Work on the project began in 2002, but Mr. Marable was not one to simply focus his energies on a single tome. Between 2002 and the publication of Malcolm X in 2011, Ms. Crafts transcribed seven of his other books, including The Autobiography of Medgar Evers (written in collaboration with Evers’ widow, Myrlie Evers-Williams), countless speeches, a regular column (“Along the Color Lines”), and submissions to “Souls,” a Columbia journal of African-American studies Mr. Marable founded in 1999.
“He never wasn’t writing,” Ms. Crafts said.
Still, she said, “Manning always had time for everybody and everything...he was remarkably generous with his time, even when he was ill.”
Ms. Crafts owns two copies of Malcolm X, one with a signed bookplate Mr. Marable inscribed before he died. Both copies—indeed, all copies—of the book contain two lines, tucked into the Acknowledgements section, that speak to the importance of the longstanding author-transcriptionist relationship: “Sara Crafts has been my primary manuscript typist for many previous book projects, and she has done a superb job of processing the many different versions of each chapter and keeping the corrected manuscripts on track. I have always valued her friendship and advice.”

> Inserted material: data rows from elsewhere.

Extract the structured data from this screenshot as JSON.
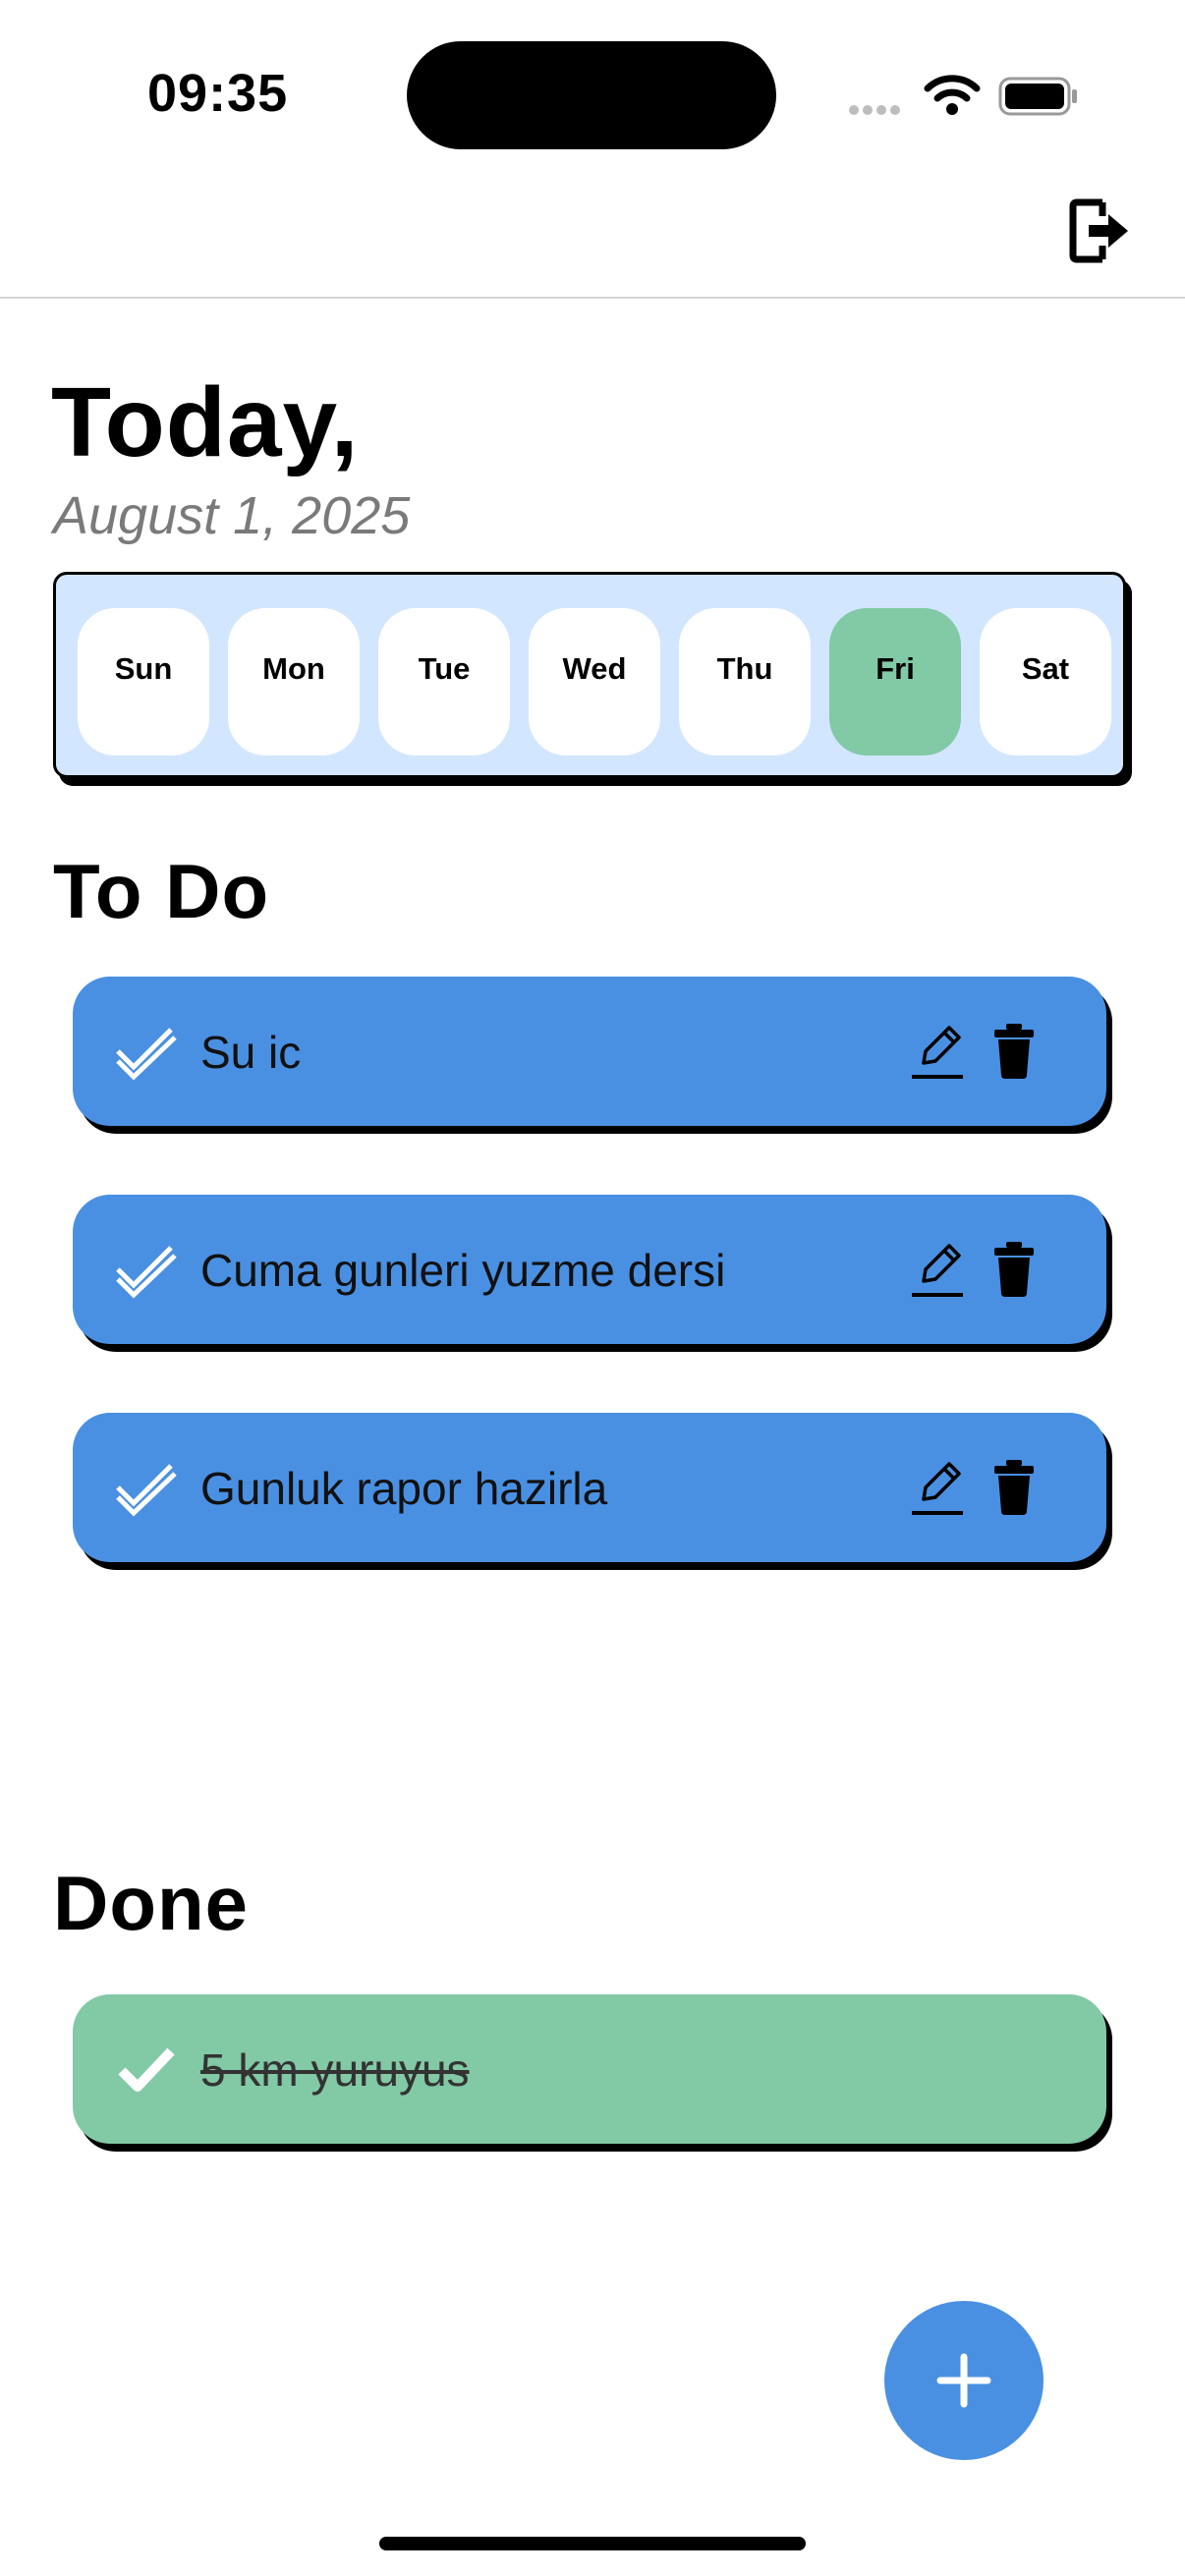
{
  "status": {
    "time": "09:35"
  },
  "header": {
    "logout_icon": "logout-icon"
  },
  "title": "Today,",
  "date": "August 1, 2025",
  "week": {
    "days": [
      "Sun",
      "Mon",
      "Tue",
      "Wed",
      "Thu",
      "Fri",
      "Sat"
    ],
    "selected": "Fri",
    "background": "#d3e6ff",
    "selected_color": "#82c9a6"
  },
  "todo": {
    "heading": "To Do",
    "items": [
      "Su ic",
      "Cuma gunleri yuzme dersi",
      "Gunluk rapor hazirla"
    ],
    "color": "#4a90e2"
  },
  "done": {
    "heading": "Done",
    "items": [
      "5 km yuruyus"
    ],
    "color": "#82c9a6"
  },
  "fab": {
    "icon": "plus-icon",
    "color": "#4a90e2"
  }
}
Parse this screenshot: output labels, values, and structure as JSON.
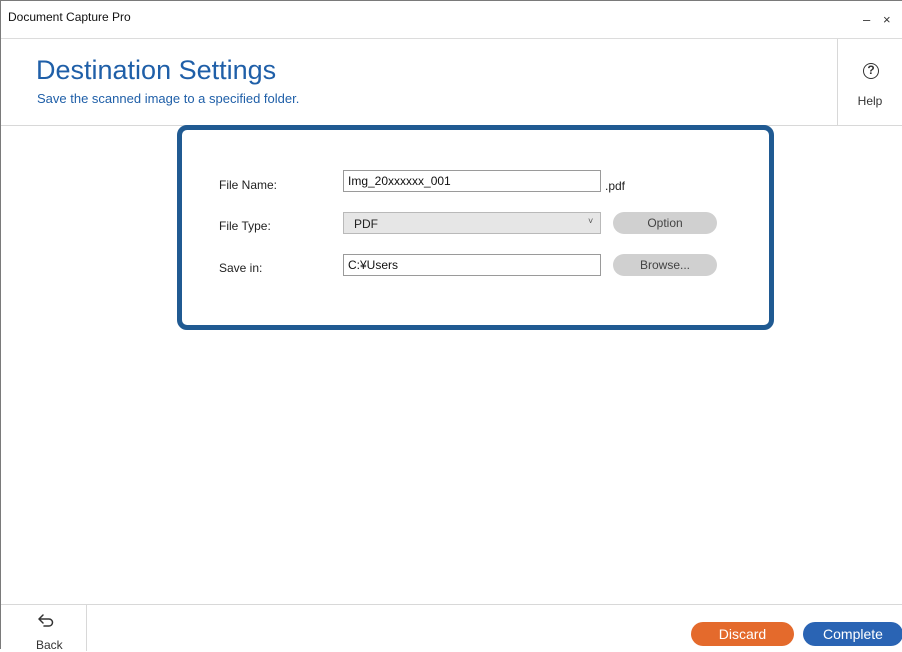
{
  "window": {
    "title": "Document Capture Pro",
    "minimize_label": "–",
    "close_label": "×"
  },
  "header": {
    "title": "Destination Settings",
    "subtitle": "Save the scanned image to a specified folder.",
    "help_label": "Help",
    "help_icon": "question-circle-icon",
    "help_glyph": "?"
  },
  "settings": {
    "file_name": {
      "label": "File Name:",
      "value": "Img_20xxxxxx_001",
      "extension": ".pdf"
    },
    "file_type": {
      "label": "File Type:",
      "selected": "PDF",
      "arrow": "˅",
      "option_button": "Option"
    },
    "save_in": {
      "label": "Save in:",
      "value": "C:¥Users",
      "browse_button": "Browse..."
    }
  },
  "footer": {
    "back_label": "Back",
    "back_icon": "back-arrow-icon",
    "discard_label": "Discard",
    "complete_label": "Complete"
  },
  "colors": {
    "accent": "#1f5fa8",
    "box_border": "#205a92",
    "discard": "#e46a2c",
    "complete": "#2a64b4",
    "pill_gray": "#d0d0d0"
  }
}
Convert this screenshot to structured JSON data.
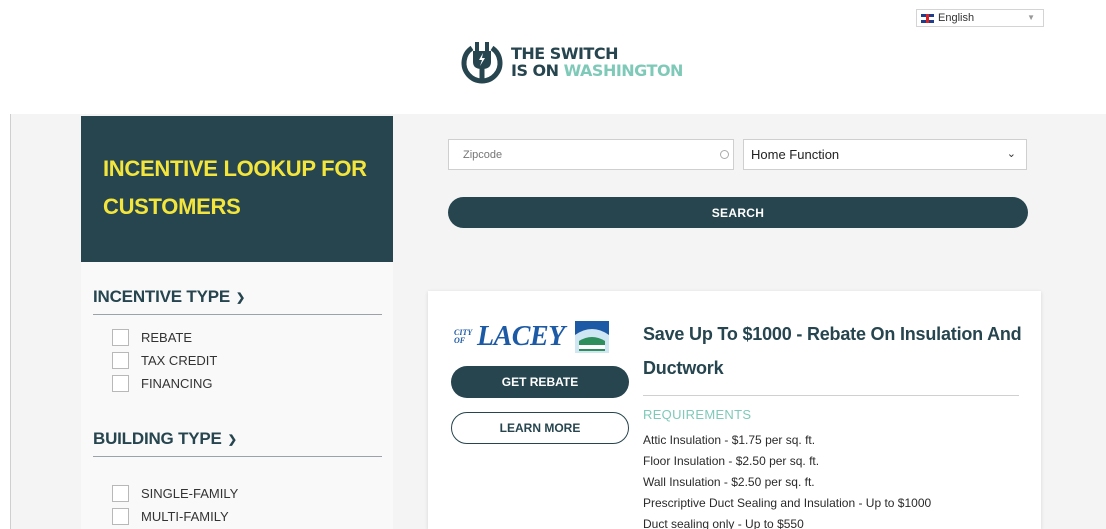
{
  "header": {
    "language": "English",
    "logo": {
      "line1": "THE SWITCH",
      "line2_a": "IS ON ",
      "line2_b": "WASHINGTON"
    }
  },
  "sidebar": {
    "title": "INCENTIVE LOOKUP FOR CUSTOMERS",
    "groups": [
      {
        "heading": "INCENTIVE TYPE",
        "options": [
          "REBATE",
          "TAX CREDIT",
          "FINANCING"
        ]
      },
      {
        "heading": "BUILDING TYPE",
        "options": [
          "SINGLE-FAMILY",
          "MULTI-FAMILY"
        ]
      }
    ]
  },
  "search": {
    "zip_placeholder": "Zipcode",
    "function_value": "Home Function",
    "button_label": "SEARCH"
  },
  "result": {
    "provider_prefix": "CITY OF",
    "provider_name": "LACEY",
    "title": "Save Up To $1000 - Rebate On Insulation And Ductwork",
    "primary_button": "GET REBATE",
    "secondary_button": "LEARN MORE",
    "requirements_label": "REQUIREMENTS",
    "requirements": [
      "Attic Insulation - $1.75 per sq. ft.",
      "Floor Insulation - $2.50 per sq. ft.",
      "Wall Insulation - $2.50 per sq. ft.",
      "Prescriptive Duct Sealing and Insulation - Up to $1000",
      "Duct sealing only - Up to $550"
    ]
  },
  "colors": {
    "brand_dark": "#26454f",
    "accent_yellow": "#f3e53b",
    "accent_teal": "#7fc9b8",
    "lacey_blue": "#1d5aa5"
  },
  "icons": {
    "logo": "power-plug-icon",
    "language_flag": "uk-flag-icon",
    "zip_loader": "spinner-icon",
    "chevron": "chevron-down-icon"
  }
}
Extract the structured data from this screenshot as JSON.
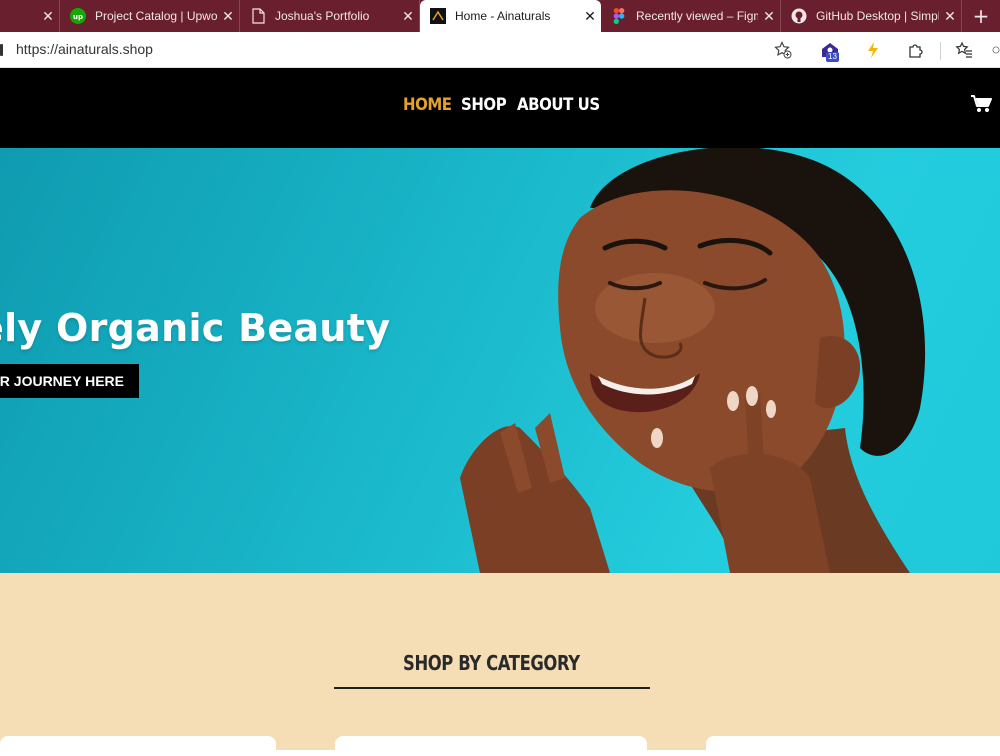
{
  "browser": {
    "tabs": [
      {
        "title": "",
        "favicon": "blank"
      },
      {
        "title": "Project Catalog | Upwork",
        "favicon": "upwork-icon"
      },
      {
        "title": "Joshua's Portfolio",
        "favicon": "document-icon"
      },
      {
        "title": "Home - Ainaturals",
        "favicon": "ainaturals-icon",
        "active": true
      },
      {
        "title": "Recently viewed – Figma",
        "favicon": "figma-icon"
      },
      {
        "title": "GitHub Desktop | Simple",
        "favicon": "github-icon"
      }
    ],
    "new_tab": "+",
    "close": "✕",
    "url": "https://ainaturals.shop",
    "extension_badge": "13"
  },
  "nav": {
    "links": [
      "HOME",
      "SHOP",
      "ABOUT US"
    ],
    "active_link": "HOME",
    "cart_icon": "cart-icon"
  },
  "hero": {
    "title": "ely Organic Beauty",
    "cta": "UR JOURNEY HERE"
  },
  "category": {
    "heading": "SHOP BY CATEGORY"
  },
  "colors": {
    "tabbar": "#6a1f2e",
    "nav_bg": "#000000",
    "nav_active": "#e3a22a",
    "hero_bg": "#19b5c8",
    "section_bg": "#f5deb5"
  }
}
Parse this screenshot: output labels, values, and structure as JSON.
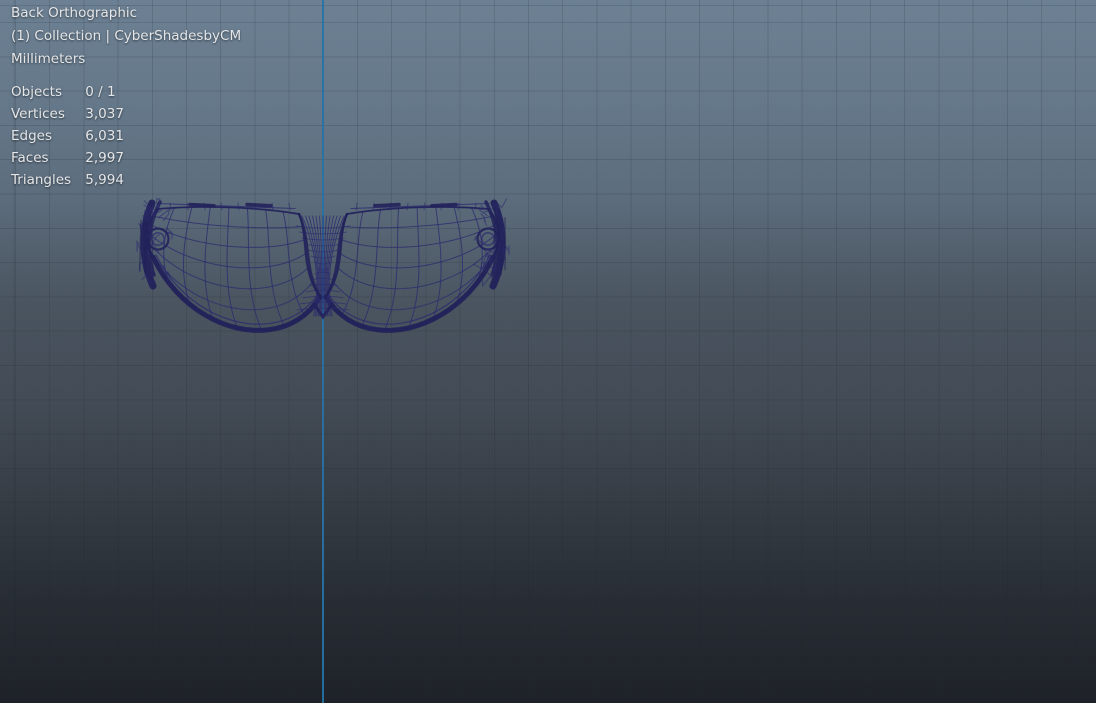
{
  "header": {
    "view_label": "Back Orthographic",
    "collection_label": "(1) Collection | CyberShadesbyCM",
    "units_label": "Millimeters"
  },
  "stats": {
    "rows": [
      {
        "label": "Objects",
        "value": "0 / 1"
      },
      {
        "label": "Vertices",
        "value": "3,037"
      },
      {
        "label": "Edges",
        "value": "6,031"
      },
      {
        "label": "Faces",
        "value": "2,997"
      },
      {
        "label": "Triangles",
        "value": "5,994"
      }
    ]
  },
  "colors": {
    "bg_top": "#6c8093",
    "bg_mid": "#49545f",
    "bg_bottom": "#1d2127",
    "grid_line": "rgba(28,36,46,0.17)",
    "axis_z": "#2673a8",
    "wire": "#2b2b6e",
    "wire_thick": "#22225a",
    "text": "#e4e6e8"
  }
}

“Manning gave me credit, which I appreciate” she said, flipping through the pages. “Oddly enough, not everybody does that [for transcriptionists].”
“I thought, I guess, that he would never die,” Ms. Crafts continued. “If he could survive a double lung transplant [in July of 2010], he could survive anything.”
But Mr. Marable’s voice lives in each of his works. And with the Pulitzer comes a near-certainty of his legacy as both a scholar and author.
“To have this honor is great,” Ms. Crafts said, “because now [the book] will go on.”